High-Level API

These functions are available directly under the pdfsyntax package.

File I/O

readfile(filename: str) -> Doc

Reads a PDF file from disk and initializes a Doc object.

writefile(doc: Doc, filename: str = None)

Writes the current state of the Doc object to disk. If filename is omitted, writes to sys.stdout.

Document Info

metadata(doc: Doc) -> dict

Returns standard metadata from the PDF Info dictionary (Title, Author, Subject, etc.).

structure(doc: Doc) -> dict

Returns technical details: PDF Version, Page count, Revision count, Encryption status, Linearization status.

Transformations

rotate(doc: Doc, degrees: int = 90, pages: list = []) -> Doc

Rotates specified pages by 90, 180, or 270 degrees.

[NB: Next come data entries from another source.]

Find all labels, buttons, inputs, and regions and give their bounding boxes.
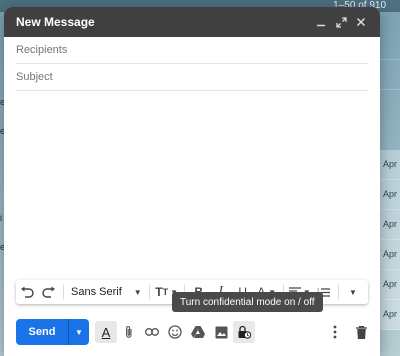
toolbar-divider (337, 284, 339, 300)
confidential-mode-tooltip: Turn confidential mode on / off (172, 292, 323, 312)
list-item-date[interactable]: Apr (378, 150, 400, 180)
undo-icon[interactable] (16, 280, 38, 304)
redo-icon[interactable] (38, 280, 60, 304)
link-icon[interactable] (141, 321, 163, 343)
more-options-icon[interactable] (324, 321, 346, 343)
minimize-icon[interactable] (312, 13, 330, 31)
list-item-date[interactable]: Apr (378, 210, 400, 240)
subject-input[interactable] (16, 71, 368, 83)
list-item-date[interactable]: Apr (378, 240, 400, 270)
drive-icon[interactable] (187, 321, 209, 343)
list-item-date[interactable] (378, 60, 400, 90)
send-options-chevron-icon[interactable]: ▼ (68, 319, 89, 345)
recipients-row[interactable] (16, 37, 368, 64)
toolbar-divider (148, 284, 150, 300)
compose-header[interactable]: New Message (4, 7, 380, 37)
list-item-date[interactable]: Apr (378, 270, 400, 300)
list-item-date[interactable]: Apr (378, 180, 400, 210)
inbox-date-column: Apr Apr Apr Apr Apr Apr (378, 30, 400, 330)
send-button-group: Send ▼ (16, 319, 89, 345)
attach-icon[interactable] (118, 321, 140, 343)
chevron-down-icon: ▼ (133, 287, 142, 297)
close-icon[interactable] (352, 13, 370, 31)
subject-row[interactable] (16, 64, 368, 91)
font-family-value: Sans Serif (71, 286, 122, 298)
emoji-icon[interactable] (164, 321, 186, 343)
list-item-date[interactable]: Apr (378, 300, 400, 330)
compose-title: New Message (16, 15, 95, 29)
trash-icon[interactable] (350, 321, 372, 343)
list-item-date[interactable] (378, 30, 400, 60)
send-button[interactable]: Send (16, 319, 68, 345)
font-family-select[interactable]: Sans Serif ▼ (67, 280, 146, 304)
more-formatting-icon[interactable]: ▼ (342, 280, 364, 304)
recipients-input[interactable] (16, 44, 368, 56)
confidential-icon[interactable] (233, 321, 255, 343)
formatting-options-icon[interactable]: A (95, 321, 117, 343)
message-body[interactable] (16, 91, 368, 271)
toolbar-divider (63, 284, 64, 300)
photo-icon[interactable] (210, 321, 232, 343)
expand-icon[interactable] (332, 13, 350, 31)
compose-actions-bar: Send ▼ A (16, 318, 372, 346)
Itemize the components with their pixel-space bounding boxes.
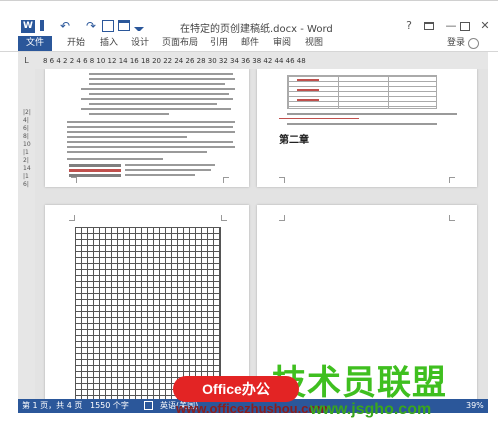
vertical-ruler[interactable]: |2|4|6|8|10|12|14|16| bbox=[18, 69, 35, 399]
undo-icon[interactable]: ↶ bbox=[58, 18, 72, 34]
text-line bbox=[89, 78, 235, 80]
window-title: 在特定的页创建稿纸.docx - Word bbox=[180, 24, 333, 35]
text-line bbox=[81, 98, 233, 100]
crop-mark bbox=[221, 215, 227, 221]
text-line bbox=[67, 121, 235, 123]
tab-home[interactable]: 开始 bbox=[64, 36, 88, 51]
page-2[interactable]: 第二章 bbox=[257, 69, 477, 187]
word-app-icon: W bbox=[21, 20, 35, 33]
new-document-icon[interactable] bbox=[102, 20, 114, 32]
proofing-icon[interactable] bbox=[144, 401, 153, 410]
text-line bbox=[287, 123, 437, 125]
text-line bbox=[89, 113, 169, 115]
redo-icon[interactable]: ↷ bbox=[84, 18, 98, 34]
page-count[interactable]: 第 1 页，共 4 页 bbox=[22, 399, 82, 413]
table-cell bbox=[297, 99, 319, 101]
text-line bbox=[67, 146, 235, 148]
crop-mark bbox=[69, 215, 75, 221]
crop-mark bbox=[449, 215, 455, 221]
tab-file[interactable]: 文件 bbox=[18, 36, 52, 51]
maximize-icon[interactable] bbox=[460, 22, 470, 31]
chapter-heading: 第二章 bbox=[279, 135, 309, 146]
save-icon[interactable] bbox=[40, 20, 44, 31]
zoom-level[interactable]: 39% bbox=[466, 399, 484, 413]
tab-review[interactable]: 审阅 bbox=[270, 36, 294, 51]
customize-qat-icon[interactable] bbox=[134, 27, 144, 31]
ribbon-display-options-icon[interactable] bbox=[424, 22, 434, 30]
page-3[interactable] bbox=[45, 205, 249, 399]
tab-insert[interactable]: 插入 bbox=[97, 36, 121, 51]
text-line bbox=[125, 169, 211, 171]
text-line bbox=[81, 108, 231, 110]
crop-mark bbox=[223, 177, 229, 183]
sign-in-link[interactable]: 登录 bbox=[447, 36, 465, 51]
crop-mark bbox=[279, 215, 285, 221]
text-line bbox=[125, 164, 215, 166]
text-line bbox=[89, 73, 233, 75]
smiley-feedback-icon[interactable] bbox=[468, 38, 479, 49]
word-count[interactable]: 1550 个字 bbox=[90, 399, 129, 413]
text-line bbox=[67, 151, 207, 153]
title-bar: W ↶ ↷ 在特定的页创建稿纸.docx - Word ? — ✕ bbox=[0, 0, 498, 36]
text-line bbox=[67, 126, 233, 128]
watermark-badge: Office办公 bbox=[173, 376, 299, 402]
page-1[interactable] bbox=[45, 69, 249, 187]
help-icon[interactable]: ? bbox=[400, 18, 418, 34]
manuscript-grid bbox=[75, 227, 221, 399]
text-line bbox=[67, 136, 187, 138]
vertical-ruler-ticks: |2|4|6|8|10|12|14|16| bbox=[23, 109, 31, 188]
ruler-ticks: 8 6 4 2 2 4 6 8 10 12 14 16 18 20 22 24 … bbox=[43, 57, 306, 65]
text-line bbox=[89, 83, 225, 85]
separator-line bbox=[279, 118, 359, 119]
text-line bbox=[81, 88, 235, 90]
crop-mark bbox=[279, 177, 285, 183]
tab-page-layout[interactable]: 页面布局 bbox=[160, 36, 200, 51]
watermark-url-1: www.officezhushou.com bbox=[176, 401, 328, 416]
text-line bbox=[89, 93, 229, 95]
text-line bbox=[67, 158, 163, 160]
tab-view[interactable]: 视图 bbox=[302, 36, 326, 51]
horizontal-ruler[interactable]: 8 6 4 2 2 4 6 8 10 12 14 16 18 20 22 24 … bbox=[35, 52, 488, 69]
watermark-logo-text: 技术员联盟 bbox=[272, 363, 447, 403]
ribbon-tab-bar: 文件 开始 插入 设计 页面布局 引用 邮件 审阅 视图 登录 bbox=[0, 36, 498, 52]
text-line bbox=[67, 141, 233, 143]
tab-mailings[interactable]: 邮件 bbox=[238, 36, 262, 51]
crop-mark bbox=[449, 177, 455, 183]
text-line bbox=[287, 113, 457, 115]
text-line bbox=[89, 103, 217, 105]
table-cell bbox=[297, 89, 319, 91]
tab-selector[interactable]: L bbox=[18, 52, 35, 69]
crop-mark bbox=[71, 177, 77, 183]
save-icon-2[interactable] bbox=[118, 20, 130, 31]
document-workspace[interactable]: 第二章 bbox=[35, 69, 488, 399]
tab-references[interactable]: 引用 bbox=[207, 36, 231, 51]
text-line bbox=[67, 131, 235, 133]
table-cell bbox=[69, 169, 121, 172]
tab-design[interactable]: 设计 bbox=[128, 36, 152, 51]
close-icon[interactable]: ✕ bbox=[476, 18, 494, 34]
table-cell bbox=[69, 164, 121, 167]
table-cell bbox=[297, 79, 319, 81]
minimize-icon[interactable]: — bbox=[442, 18, 460, 34]
watermark-url-2: www.jsgho.com bbox=[310, 401, 432, 418]
text-line bbox=[125, 174, 195, 176]
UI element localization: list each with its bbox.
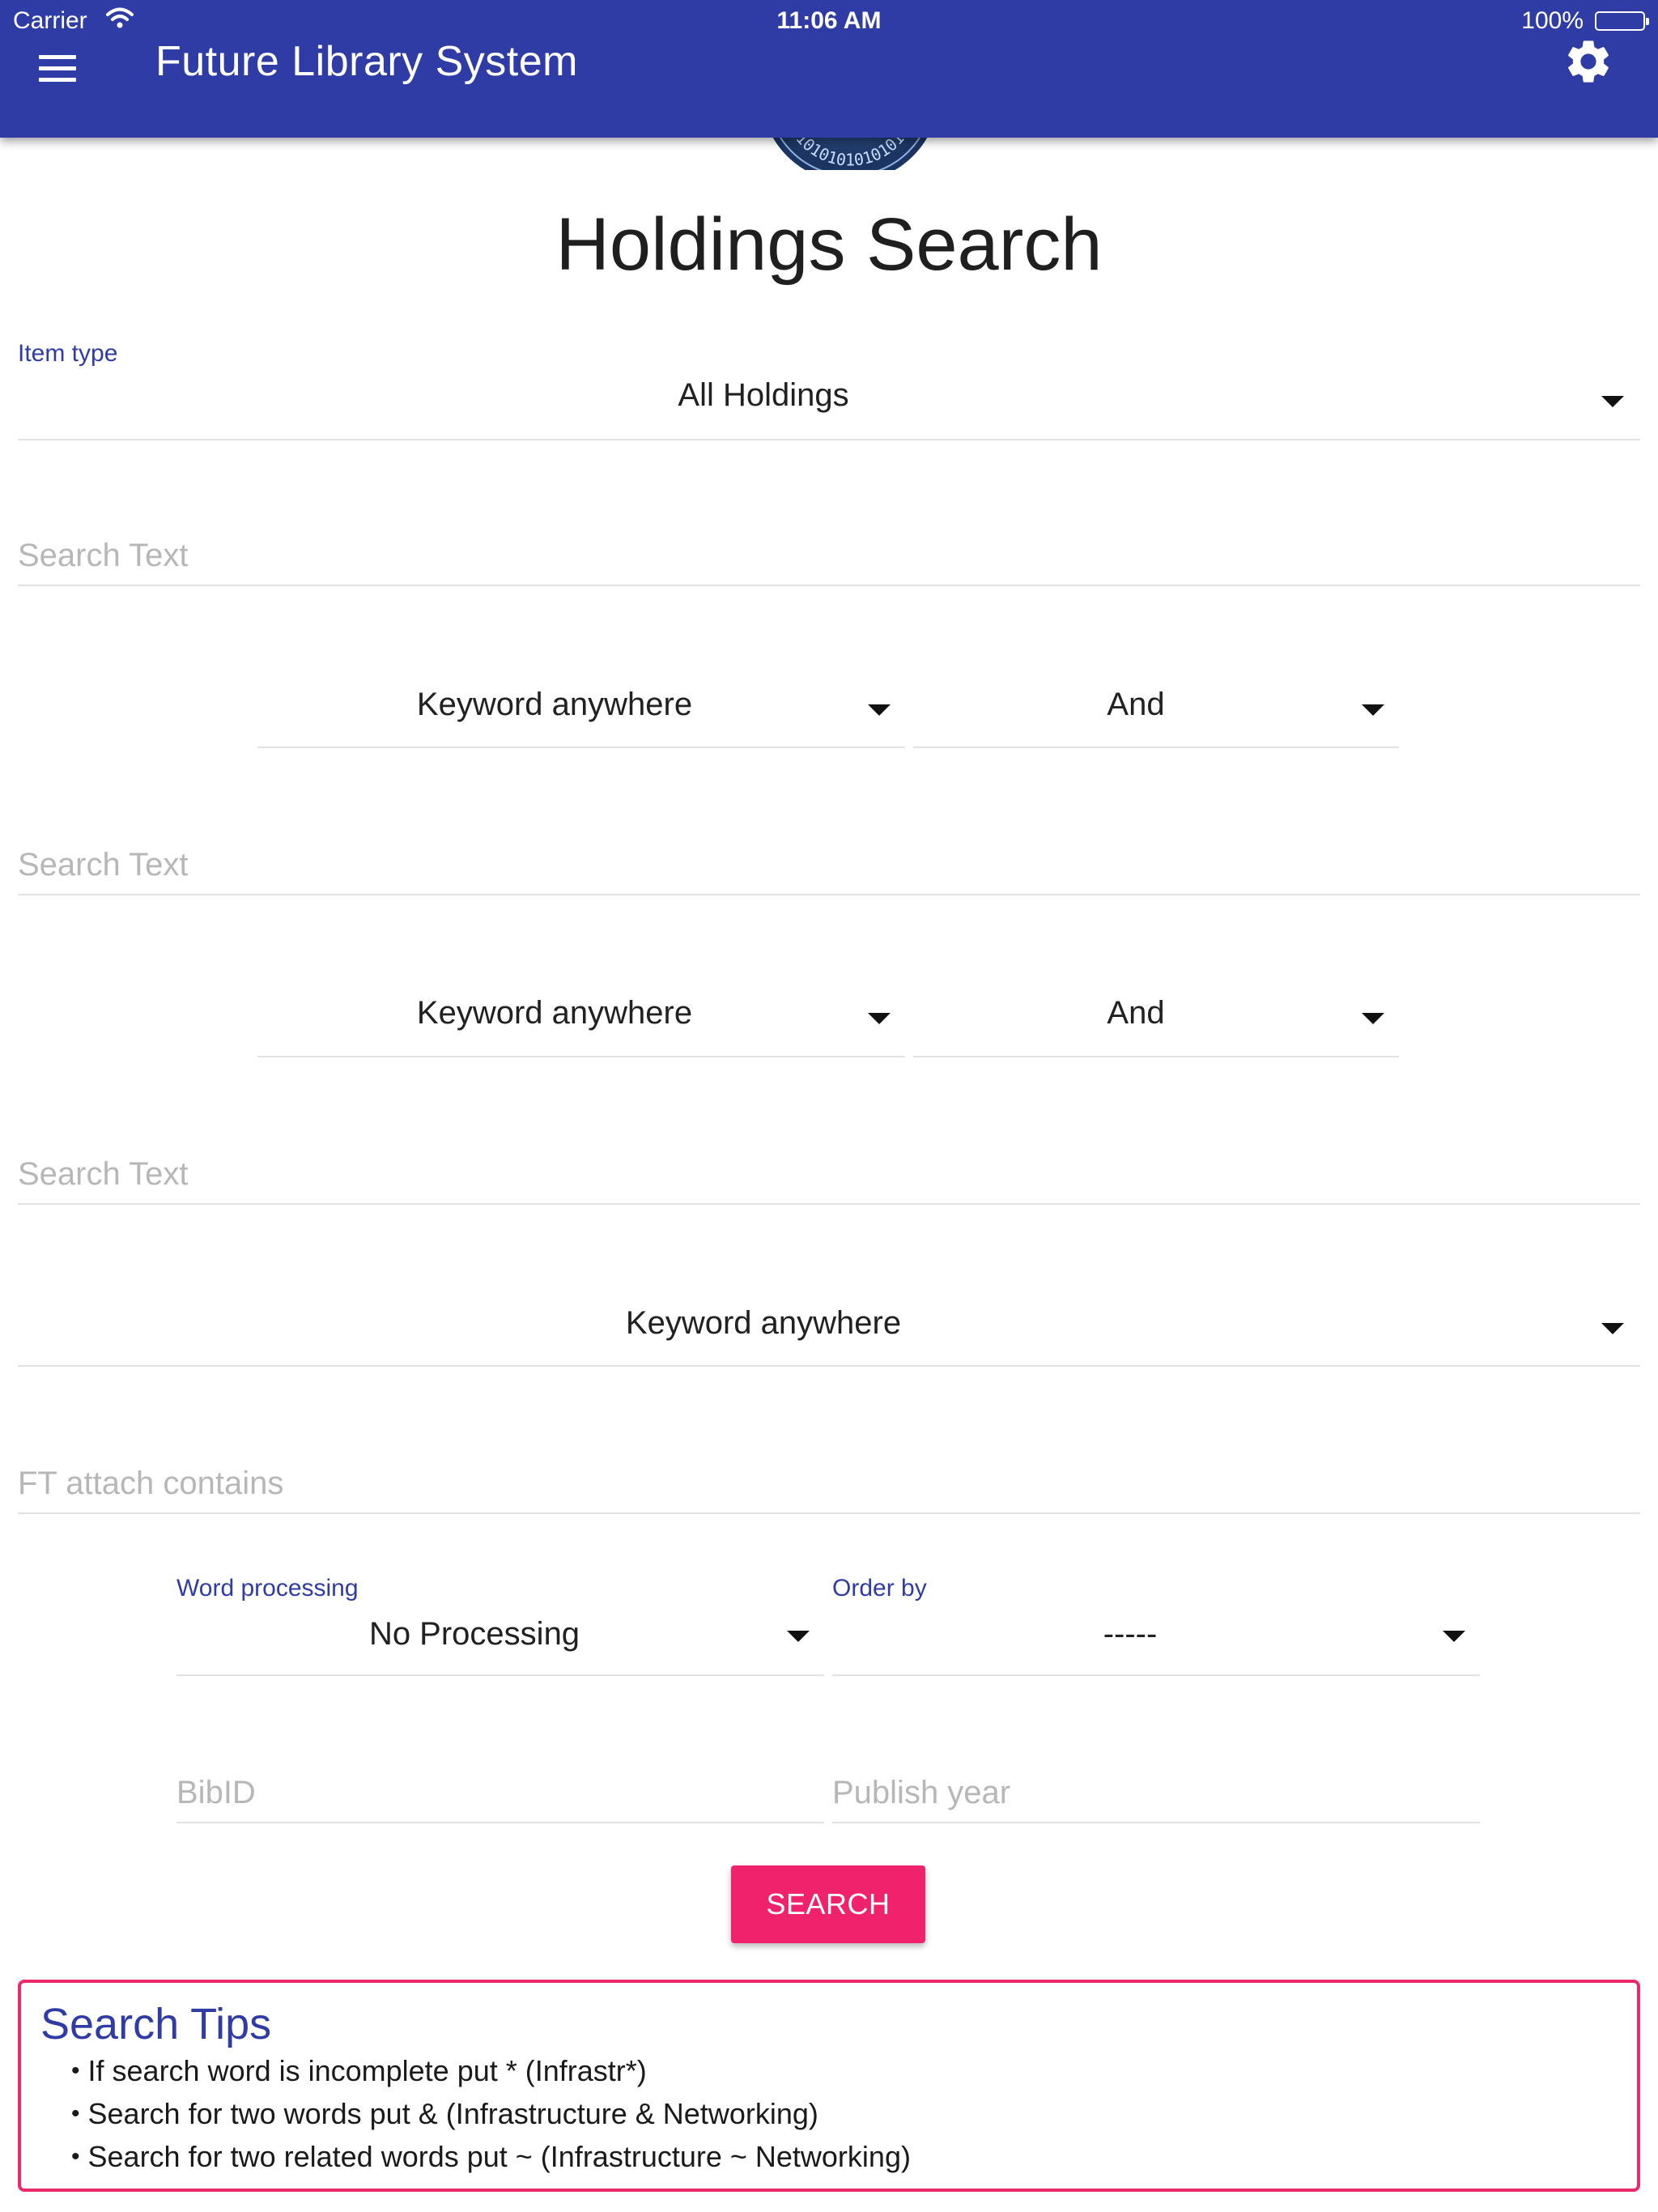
battery-icon (1595, 11, 1649, 31)
search-field-value: Keyword anywhere (625, 1305, 902, 1341)
bibid-placeholder: BibID (176, 1775, 256, 1810)
search-button[interactable]: SEARCH (731, 1865, 925, 1943)
search-text-underline (18, 1203, 1640, 1205)
search-field-underline (18, 1365, 1640, 1367)
hamburger-menu-icon[interactable] (37, 50, 83, 86)
list-item: Search for two related words put ~ (Infr… (71, 2135, 911, 2178)
battery-percent: 100% (1521, 7, 1584, 34)
chevron-down-icon (1443, 1631, 1465, 1642)
list-item: Search for two words put & (Infrastructu… (71, 2092, 911, 2135)
word-processing-value: No Processing (368, 1616, 580, 1652)
chevron-down-icon (787, 1631, 810, 1642)
search-field-value: Keyword anywhere (416, 995, 693, 1031)
search-text-underline (18, 585, 1640, 586)
search-tips-title: Search Tips (40, 2000, 272, 2048)
chevron-down-icon (1362, 1013, 1384, 1024)
search-field-underline (257, 747, 905, 748)
ft-attach-underline (18, 1512, 1640, 1514)
list-item: If search word is incomplete put * (Infr… (71, 2049, 911, 2092)
ft-attach-placeholder: FT attach contains (18, 1465, 284, 1501)
search-text-placeholder: Search Text (18, 1156, 189, 1192)
search-tips-list: If search word is incomplete put * (Infr… (71, 2049, 911, 2178)
publish-year-placeholder: Publish year (832, 1775, 1011, 1810)
word-processing-label: Word processing (176, 1575, 359, 1602)
search-field-underline (257, 1056, 905, 1057)
operator-value: And (1107, 995, 1165, 1031)
status-bar: Carrier 11:06 AM 100% (0, 0, 1658, 44)
order-by-value: ----- (1103, 1616, 1158, 1652)
item-type-label: Item type (18, 340, 118, 367)
order-by-underline (832, 1674, 1480, 1676)
operator-value: And (1107, 687, 1165, 722)
order-by-label: Order by (832, 1575, 927, 1602)
item-type-underline (18, 439, 1640, 440)
bibid-underline (176, 1822, 824, 1823)
chevron-down-icon (1362, 704, 1384, 716)
clock: 11:06 AM (776, 7, 882, 34)
operator-underline (913, 747, 1399, 748)
search-text-placeholder: Search Text (18, 847, 189, 883)
chevron-down-icon (868, 1013, 891, 1024)
chevron-down-icon (868, 704, 891, 716)
app-title: Future Library System (155, 38, 578, 85)
chevron-down-icon (1601, 1323, 1624, 1334)
publish-year-underline (832, 1822, 1480, 1823)
search-tips-panel: Search Tips If search word is incomplete… (18, 1980, 1640, 2192)
operator-underline (913, 1056, 1399, 1057)
search-field-value: Keyword anywhere (416, 687, 693, 722)
page-title: Holdings Search (555, 203, 1103, 286)
search-text-placeholder: Search Text (18, 538, 189, 573)
item-type-value: All Holdings (678, 377, 849, 413)
word-processing-underline (176, 1674, 824, 1676)
chevron-down-icon (1601, 396, 1624, 407)
search-text-underline (18, 894, 1640, 895)
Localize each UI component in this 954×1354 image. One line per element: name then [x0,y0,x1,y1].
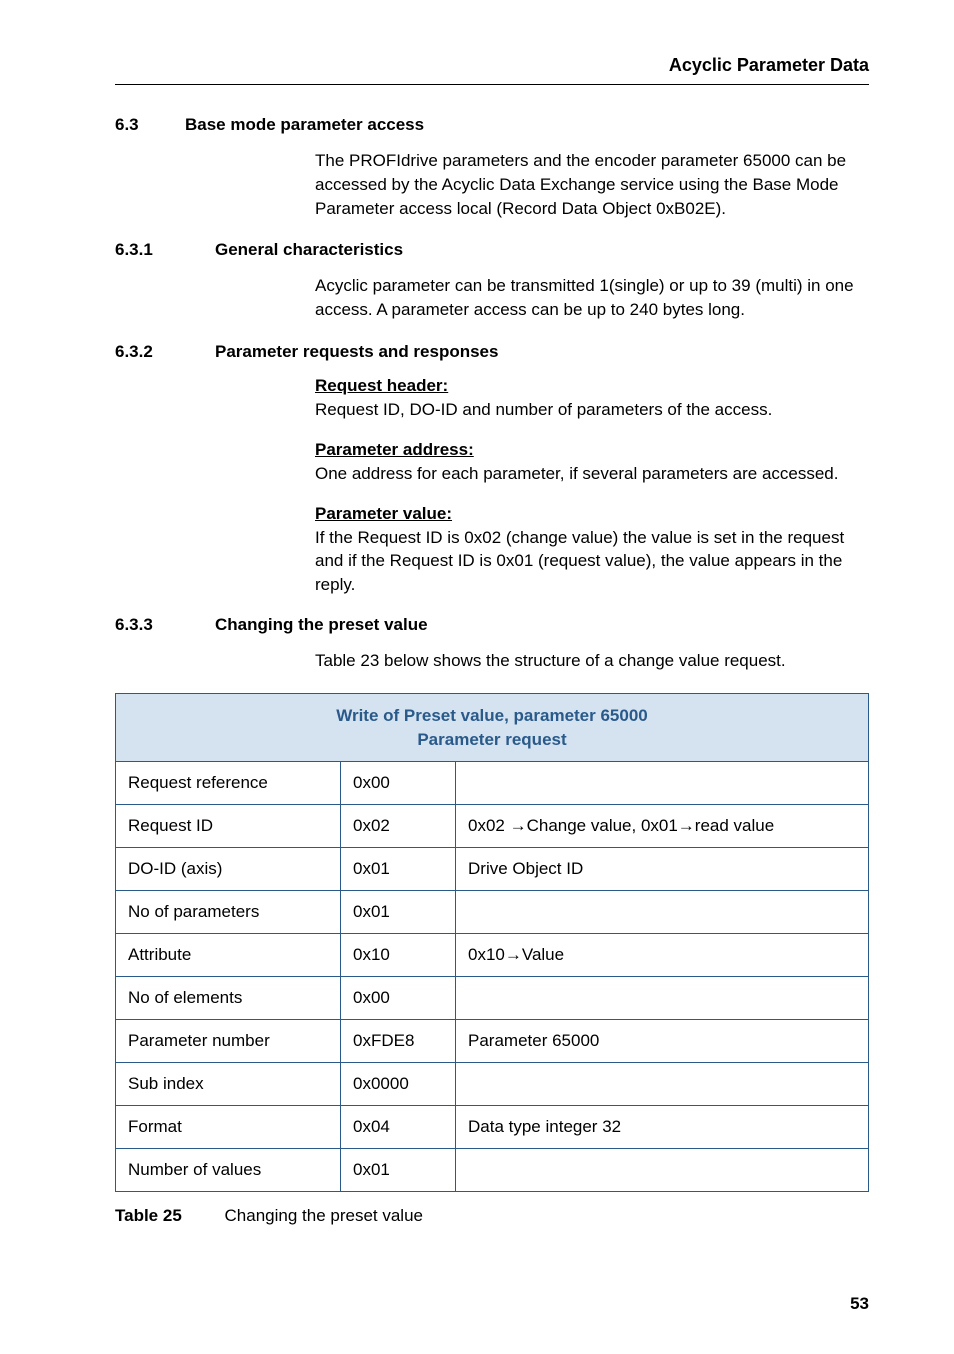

  • degrees: Integer (must be a multiple of 90).
  • pages: A list of page indices (0-based) to rotate. If empty, rotates all pages.

remove_pages(doc: Doc, page_indices: set) -> Doc

Removes the pages specified by the set of indices.

keep_pages(doc: Doc, page_indices: set) -> Doc

Keeps only the pages specified, removing all others.

concat(doc_left: Doc, doc_right: Doc) -> Doc

Merges doc_right to the end of doc_left. Can also be used via the + operator: new_doc = doc1 + doc2.

Text Extraction

extract_page_text(doc: Doc, page_num: int) -> str

Extracts text from a specific page. It attempts to preserve spatial layout by inserting spaces and newlines to approximate the visual rendering.

Annotations

add_text_annotation(doc: Doc, page_num: int, text: str, rect: list, opened: bool = False) -> Doc

Adds a sticky note (Text Annotation) to a page.

  • rect: A list of 4 integers [x, y, width, height] defining the annotation area.